Random Forest-Based Sink Hole Detection in RPL:
• The RF-based Trust model incorporates machine learning and subjective logic for malicious packet classification and improving the RPL security.
• The trust model incorporates successful packet transmission routing metrics, delay, energy consumption, and honesty. By analyzing those metrics, the IDS helps identify the sinkhole attack in the IoT network.
• It either considers a direct or recommendation trust for the malicious node detection process. The identified sinkhole attackers are isolated from the network and secured RPL communication.
• Only a node invokes the RFTrust model when a satisfactory degree of the neighbor nodes is reduced more than the limit.
• Thus, it can mitigate additional overhead and energy consumption.
GRU Based RPL Security:
• Hello flooding attack is one of the main attacks that affect RPL performance. It mainly destructs an efficient RPL DODAG structure and consumes battery resources unnecessarily.
• The Gated Recurrent Unit, GRU, is used to design the RPL security scheme. It is preferred for resource-constrained IoT devices due to its simple structure.
• The memory consumption needed to execute the GRU is low due to using two gates only, such as reset and update; however, its speed is high in detecting malicious nodes.
MLP Based RPL Security:
• Multi-Layer Perceptron (MLP) is a feed-forward neural network that helps identify rank and hybrid attacks.
• It activates its three types of layers. Moreover, the hybrid attack can be classified into multiple labels.
• Compared to a single-layer perceptron, it incorporates multiple layers to learn both linear and non-linear models successfully.
• Using anomaly and signature-based features, MLP based scheme effectively identifies and labels the combined attacks of rank attack, flooding, and other routing layer attacks.
SVM for RPL Security:
• Support Vector Machine (SVM) is a supervised machine learning algorithm, and the RPL security provisioning scheme explores SVM to identify malicious activities using hyper-plane and n-dimensional space.
• The machine is learned using SVM with optimal packet features. Those features are identified using Principal Component Analysis (PCA), so the SVM-based RPL security can improve the performance of SVM.
• When the malicious classes are separated using margin, the SVM performs well in classification.
• The number of packet features in RPL dies not to affect the efficiency of RPL.
• It is highly suitable for resource-restricted devices in an IoT environment.
XGBoost for RPL Security:
• A machine learning-based framework is used to identify the new insider attack in RPL routing.

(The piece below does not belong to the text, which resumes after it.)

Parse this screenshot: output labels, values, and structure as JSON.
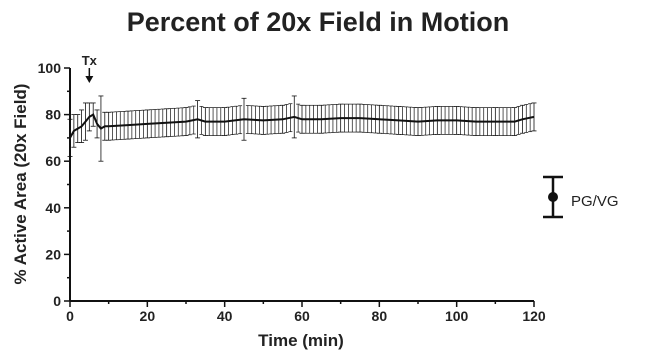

• A low complex machine learning algorithm, such as XGBoost, formulates a set of features by analyzing the network traffic information and builds the model for network behavior analysis.
Fuzzy Logic For RPL Security Provisioning:
• Local Repair attack on RPL is identified using fuzzy logic under IoT environments.
• The fuzzy logic method permits the security scheme to convert multiple input variables into one output and helps in differentiating the attacker nodes.
• The fuzzy logic performs fuzzification, fuzzy inference, aggregation, and defuzzification to classify the malicious nodes.
• It can handle the impact of incomplete trust estimation due to node mobility or packet drop since it also provides importance to the imcomplete measurement.
PSO based Deep learning Model for RPL Security:
• The RPL packets are collected under normal and malicious environments to create the RPL dataset.
• By analyzing the RPL dataset, the deep learning models can identify the malicious packets.
• The Particle Swarm Optimization (PSO) heuristic search approach tunes the hyper parameters used in deep learning models and improves the accuracy of malicious packet classification.
• The deep learning models are CNN, LSTM, GRU, and so on.
• The optimization scheme assists in detecting the near-optimal values of deep learning parameters cost-effectively.